Hoskins, his face set, stared stubbornly down at the ground.

‘If you don’t tell them the bleeding truth, then I will,’ said the girl. ‘They’re not nicking me for something I didn’t do.’

Hoskins took a deep breath. ‘All right… scrub every thing I said. This is now the gospel…’

Frost sat down again and waited. Gilmore was scowling, arms folded, itching to take over the reins of the questioning.

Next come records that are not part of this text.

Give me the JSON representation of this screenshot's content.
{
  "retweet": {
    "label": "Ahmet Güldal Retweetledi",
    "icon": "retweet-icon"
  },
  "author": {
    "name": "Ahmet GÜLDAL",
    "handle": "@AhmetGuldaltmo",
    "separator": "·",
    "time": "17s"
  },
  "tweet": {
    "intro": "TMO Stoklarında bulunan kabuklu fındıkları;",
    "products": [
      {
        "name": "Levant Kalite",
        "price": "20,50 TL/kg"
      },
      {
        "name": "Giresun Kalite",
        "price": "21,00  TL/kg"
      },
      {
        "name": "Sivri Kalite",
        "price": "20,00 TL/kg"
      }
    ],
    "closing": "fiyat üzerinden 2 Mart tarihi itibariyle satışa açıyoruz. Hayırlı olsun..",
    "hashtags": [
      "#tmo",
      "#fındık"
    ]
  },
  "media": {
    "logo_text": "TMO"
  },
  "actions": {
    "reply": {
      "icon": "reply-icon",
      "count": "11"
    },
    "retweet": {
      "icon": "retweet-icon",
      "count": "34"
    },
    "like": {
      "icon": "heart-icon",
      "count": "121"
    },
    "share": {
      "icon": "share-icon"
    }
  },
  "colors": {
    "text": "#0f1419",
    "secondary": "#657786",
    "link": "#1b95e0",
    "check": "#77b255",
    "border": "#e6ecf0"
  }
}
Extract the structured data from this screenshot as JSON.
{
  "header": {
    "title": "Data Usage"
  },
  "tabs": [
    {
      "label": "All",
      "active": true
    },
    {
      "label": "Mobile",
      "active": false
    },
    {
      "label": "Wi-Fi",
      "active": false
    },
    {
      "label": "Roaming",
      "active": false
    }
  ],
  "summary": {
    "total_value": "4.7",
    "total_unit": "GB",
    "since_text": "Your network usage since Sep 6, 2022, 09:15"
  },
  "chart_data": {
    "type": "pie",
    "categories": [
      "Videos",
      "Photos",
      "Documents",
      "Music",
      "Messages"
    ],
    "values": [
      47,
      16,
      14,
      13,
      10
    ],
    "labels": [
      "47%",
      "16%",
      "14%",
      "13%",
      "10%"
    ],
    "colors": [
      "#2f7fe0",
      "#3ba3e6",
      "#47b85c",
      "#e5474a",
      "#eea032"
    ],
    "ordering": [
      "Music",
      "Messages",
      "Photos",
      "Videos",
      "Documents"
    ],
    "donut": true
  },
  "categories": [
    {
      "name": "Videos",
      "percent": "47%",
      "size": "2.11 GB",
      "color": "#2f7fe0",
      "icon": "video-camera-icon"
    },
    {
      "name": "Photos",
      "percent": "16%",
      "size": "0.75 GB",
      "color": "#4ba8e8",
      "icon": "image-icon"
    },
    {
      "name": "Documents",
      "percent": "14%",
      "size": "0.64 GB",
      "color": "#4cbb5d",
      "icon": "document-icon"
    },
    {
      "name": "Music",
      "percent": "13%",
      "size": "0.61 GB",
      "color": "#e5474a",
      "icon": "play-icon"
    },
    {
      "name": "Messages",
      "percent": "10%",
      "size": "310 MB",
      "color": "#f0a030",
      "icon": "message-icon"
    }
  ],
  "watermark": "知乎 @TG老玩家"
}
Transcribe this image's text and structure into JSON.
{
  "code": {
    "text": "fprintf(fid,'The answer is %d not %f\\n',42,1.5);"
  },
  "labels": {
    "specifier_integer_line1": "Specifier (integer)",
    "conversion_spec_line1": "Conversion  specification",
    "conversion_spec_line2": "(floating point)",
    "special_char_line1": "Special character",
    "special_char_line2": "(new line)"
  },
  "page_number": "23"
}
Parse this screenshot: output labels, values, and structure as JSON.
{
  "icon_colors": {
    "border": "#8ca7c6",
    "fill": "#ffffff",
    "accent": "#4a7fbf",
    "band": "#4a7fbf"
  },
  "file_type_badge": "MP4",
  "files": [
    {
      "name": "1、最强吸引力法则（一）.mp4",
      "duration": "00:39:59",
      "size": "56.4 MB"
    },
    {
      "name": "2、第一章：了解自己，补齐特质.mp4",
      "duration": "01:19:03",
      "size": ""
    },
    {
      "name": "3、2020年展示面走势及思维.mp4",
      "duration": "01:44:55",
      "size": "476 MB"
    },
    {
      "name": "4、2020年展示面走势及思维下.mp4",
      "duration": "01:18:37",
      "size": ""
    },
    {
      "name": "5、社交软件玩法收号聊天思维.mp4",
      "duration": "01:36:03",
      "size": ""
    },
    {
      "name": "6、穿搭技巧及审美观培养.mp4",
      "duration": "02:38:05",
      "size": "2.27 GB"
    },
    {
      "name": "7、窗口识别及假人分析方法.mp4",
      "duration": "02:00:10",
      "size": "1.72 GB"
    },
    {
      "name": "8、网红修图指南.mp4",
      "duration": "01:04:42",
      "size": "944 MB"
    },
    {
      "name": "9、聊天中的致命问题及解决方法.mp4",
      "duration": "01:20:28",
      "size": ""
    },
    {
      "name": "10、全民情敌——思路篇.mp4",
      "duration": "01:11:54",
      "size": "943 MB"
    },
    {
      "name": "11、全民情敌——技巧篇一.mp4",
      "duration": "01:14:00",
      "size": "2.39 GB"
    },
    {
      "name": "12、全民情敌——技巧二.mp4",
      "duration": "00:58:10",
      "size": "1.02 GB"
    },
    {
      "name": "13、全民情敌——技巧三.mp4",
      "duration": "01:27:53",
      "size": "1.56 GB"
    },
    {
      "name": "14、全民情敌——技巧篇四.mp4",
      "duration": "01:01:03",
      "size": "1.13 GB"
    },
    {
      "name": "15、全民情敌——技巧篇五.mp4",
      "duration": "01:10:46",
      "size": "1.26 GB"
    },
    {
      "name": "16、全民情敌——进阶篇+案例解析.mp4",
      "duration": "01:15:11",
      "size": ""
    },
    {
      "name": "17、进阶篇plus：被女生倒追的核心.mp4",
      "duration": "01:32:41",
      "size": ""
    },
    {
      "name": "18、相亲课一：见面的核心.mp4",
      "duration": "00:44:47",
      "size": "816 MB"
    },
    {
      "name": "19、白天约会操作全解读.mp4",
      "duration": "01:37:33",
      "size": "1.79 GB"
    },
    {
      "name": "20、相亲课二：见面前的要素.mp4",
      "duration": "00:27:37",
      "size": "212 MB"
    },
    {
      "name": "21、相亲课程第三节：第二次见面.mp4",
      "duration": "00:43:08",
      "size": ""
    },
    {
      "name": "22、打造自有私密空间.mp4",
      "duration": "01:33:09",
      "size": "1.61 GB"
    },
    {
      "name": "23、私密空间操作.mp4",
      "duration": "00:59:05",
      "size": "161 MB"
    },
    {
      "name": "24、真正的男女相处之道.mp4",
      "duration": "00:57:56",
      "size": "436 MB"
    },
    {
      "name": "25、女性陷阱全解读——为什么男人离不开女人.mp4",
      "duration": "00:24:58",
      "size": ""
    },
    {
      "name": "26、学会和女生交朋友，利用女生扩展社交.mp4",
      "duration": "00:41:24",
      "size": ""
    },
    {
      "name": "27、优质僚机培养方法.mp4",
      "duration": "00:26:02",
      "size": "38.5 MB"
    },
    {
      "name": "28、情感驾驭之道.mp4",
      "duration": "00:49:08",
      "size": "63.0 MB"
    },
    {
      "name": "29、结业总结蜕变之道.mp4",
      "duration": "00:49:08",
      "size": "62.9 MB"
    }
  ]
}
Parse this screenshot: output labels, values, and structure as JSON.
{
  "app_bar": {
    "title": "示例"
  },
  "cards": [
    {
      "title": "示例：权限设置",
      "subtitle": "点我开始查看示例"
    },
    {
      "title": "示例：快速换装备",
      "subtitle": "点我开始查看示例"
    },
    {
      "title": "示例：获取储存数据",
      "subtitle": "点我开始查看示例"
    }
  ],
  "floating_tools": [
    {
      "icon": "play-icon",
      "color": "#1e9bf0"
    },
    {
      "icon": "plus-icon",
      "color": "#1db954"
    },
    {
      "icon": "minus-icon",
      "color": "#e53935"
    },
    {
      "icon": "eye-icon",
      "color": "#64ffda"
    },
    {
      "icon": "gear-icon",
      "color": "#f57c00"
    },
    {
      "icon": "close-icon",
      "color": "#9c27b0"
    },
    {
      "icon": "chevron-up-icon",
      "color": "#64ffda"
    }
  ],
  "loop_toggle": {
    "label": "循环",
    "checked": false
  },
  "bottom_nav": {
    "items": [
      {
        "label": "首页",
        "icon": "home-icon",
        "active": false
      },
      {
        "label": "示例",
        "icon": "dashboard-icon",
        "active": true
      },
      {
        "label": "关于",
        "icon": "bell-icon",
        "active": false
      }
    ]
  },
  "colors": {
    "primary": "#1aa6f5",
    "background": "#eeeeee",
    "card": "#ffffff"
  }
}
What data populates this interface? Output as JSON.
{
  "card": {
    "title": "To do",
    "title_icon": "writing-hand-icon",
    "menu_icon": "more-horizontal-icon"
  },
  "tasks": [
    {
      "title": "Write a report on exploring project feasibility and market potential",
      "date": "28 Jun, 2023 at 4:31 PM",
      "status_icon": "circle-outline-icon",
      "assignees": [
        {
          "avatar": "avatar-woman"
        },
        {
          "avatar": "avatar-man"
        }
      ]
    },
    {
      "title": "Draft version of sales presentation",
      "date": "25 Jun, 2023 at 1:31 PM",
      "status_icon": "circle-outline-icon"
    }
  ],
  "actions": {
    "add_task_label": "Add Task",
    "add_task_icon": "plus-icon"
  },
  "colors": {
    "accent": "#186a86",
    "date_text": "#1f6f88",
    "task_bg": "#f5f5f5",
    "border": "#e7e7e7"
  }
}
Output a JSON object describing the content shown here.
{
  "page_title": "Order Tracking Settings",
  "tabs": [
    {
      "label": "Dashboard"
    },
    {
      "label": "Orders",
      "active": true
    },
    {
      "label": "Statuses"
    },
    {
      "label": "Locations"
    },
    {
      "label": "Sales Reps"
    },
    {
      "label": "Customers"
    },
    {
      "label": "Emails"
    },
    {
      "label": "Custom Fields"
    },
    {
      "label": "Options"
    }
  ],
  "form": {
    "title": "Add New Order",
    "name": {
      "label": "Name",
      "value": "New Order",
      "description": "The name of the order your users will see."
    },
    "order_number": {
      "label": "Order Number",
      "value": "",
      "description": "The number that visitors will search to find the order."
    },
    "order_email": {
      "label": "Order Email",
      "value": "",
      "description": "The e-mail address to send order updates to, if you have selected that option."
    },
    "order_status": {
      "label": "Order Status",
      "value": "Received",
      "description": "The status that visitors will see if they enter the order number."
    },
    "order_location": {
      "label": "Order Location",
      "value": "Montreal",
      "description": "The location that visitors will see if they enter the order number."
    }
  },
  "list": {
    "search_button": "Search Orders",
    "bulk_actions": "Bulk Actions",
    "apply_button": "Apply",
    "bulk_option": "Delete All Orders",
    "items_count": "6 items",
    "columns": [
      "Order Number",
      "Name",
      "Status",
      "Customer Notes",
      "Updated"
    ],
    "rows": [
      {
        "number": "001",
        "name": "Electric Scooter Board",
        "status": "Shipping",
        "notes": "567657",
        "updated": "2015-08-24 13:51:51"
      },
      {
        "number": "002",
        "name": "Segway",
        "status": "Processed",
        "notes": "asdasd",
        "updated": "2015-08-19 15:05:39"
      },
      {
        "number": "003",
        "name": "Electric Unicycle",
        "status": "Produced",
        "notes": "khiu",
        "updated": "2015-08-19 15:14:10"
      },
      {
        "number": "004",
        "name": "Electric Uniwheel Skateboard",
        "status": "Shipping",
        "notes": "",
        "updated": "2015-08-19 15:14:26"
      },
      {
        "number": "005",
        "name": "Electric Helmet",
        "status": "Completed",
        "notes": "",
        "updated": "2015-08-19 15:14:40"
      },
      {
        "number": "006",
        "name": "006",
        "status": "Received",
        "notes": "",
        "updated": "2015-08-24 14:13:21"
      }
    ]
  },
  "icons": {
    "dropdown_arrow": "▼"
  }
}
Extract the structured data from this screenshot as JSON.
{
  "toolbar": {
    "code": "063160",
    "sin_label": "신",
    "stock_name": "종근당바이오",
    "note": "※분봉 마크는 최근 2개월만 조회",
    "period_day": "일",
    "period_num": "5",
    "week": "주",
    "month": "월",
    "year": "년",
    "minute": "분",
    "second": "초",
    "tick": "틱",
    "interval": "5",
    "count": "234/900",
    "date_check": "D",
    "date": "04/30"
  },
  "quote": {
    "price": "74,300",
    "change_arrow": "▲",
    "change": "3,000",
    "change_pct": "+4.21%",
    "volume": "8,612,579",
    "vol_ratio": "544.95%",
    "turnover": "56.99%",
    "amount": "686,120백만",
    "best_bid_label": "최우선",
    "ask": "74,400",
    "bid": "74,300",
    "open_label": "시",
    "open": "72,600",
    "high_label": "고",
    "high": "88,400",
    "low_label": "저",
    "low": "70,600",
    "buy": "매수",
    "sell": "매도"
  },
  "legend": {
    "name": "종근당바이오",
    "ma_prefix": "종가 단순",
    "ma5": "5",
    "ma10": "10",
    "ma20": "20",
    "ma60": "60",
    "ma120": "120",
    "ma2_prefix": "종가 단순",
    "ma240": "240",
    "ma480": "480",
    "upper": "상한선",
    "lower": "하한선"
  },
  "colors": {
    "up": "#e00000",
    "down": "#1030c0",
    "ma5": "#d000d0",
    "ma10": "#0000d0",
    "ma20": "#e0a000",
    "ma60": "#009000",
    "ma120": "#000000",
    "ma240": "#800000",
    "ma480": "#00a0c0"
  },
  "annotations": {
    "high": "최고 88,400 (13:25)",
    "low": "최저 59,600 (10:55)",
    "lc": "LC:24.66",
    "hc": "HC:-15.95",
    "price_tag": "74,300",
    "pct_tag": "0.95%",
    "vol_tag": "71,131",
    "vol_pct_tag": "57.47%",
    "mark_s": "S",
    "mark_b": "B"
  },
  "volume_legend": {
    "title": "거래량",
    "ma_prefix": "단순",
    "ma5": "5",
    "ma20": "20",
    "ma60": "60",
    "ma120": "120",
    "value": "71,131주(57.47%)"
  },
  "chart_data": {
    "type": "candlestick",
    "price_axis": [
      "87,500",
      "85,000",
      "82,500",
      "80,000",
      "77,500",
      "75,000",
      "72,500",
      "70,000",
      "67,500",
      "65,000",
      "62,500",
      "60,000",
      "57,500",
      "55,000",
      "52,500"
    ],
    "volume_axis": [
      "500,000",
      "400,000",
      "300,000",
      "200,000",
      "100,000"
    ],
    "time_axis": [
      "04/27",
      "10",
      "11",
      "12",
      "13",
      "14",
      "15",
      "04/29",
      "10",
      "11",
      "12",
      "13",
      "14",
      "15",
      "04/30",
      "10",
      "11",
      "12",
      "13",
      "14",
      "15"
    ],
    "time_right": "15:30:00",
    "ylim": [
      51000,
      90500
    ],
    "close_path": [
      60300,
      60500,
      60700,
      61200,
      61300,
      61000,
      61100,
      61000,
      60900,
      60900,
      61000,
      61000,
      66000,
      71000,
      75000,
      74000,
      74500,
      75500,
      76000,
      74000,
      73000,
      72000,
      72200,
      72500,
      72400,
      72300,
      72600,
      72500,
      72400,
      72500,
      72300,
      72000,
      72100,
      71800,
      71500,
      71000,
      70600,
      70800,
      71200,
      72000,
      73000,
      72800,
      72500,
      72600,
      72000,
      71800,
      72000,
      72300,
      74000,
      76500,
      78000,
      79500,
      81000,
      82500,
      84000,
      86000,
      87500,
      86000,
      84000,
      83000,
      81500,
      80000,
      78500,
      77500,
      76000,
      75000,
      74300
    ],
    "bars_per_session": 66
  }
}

‘Yes, I was going to do the place over — nip in, grab what I could and get out quick. I knew where the spare key was, so I waited until eleven o’clock when I thought the old girl would be asleep. I let myself in. Her bag was on the hall table, so I nicked the money from her purse. Then I crept upstairs. The first door I tried was her bedroom. Christ, when I saw her smothered in blood, it frightened the shit out of me. My feet never touched the flaming stairs as I came down. I took the money, but I never bleeding killed her.’

‘I believe him,’ said Frost when they were back in the office.

‘Well, I don’t,’ said Gilmore. He was furious. He’d have got a bloody confession to murder if the old fool hadn’t butted in.

‘Mind you,’ added Frost, ‘if Forensic find her blood all over his clothes, I’m prepared to change my mind.’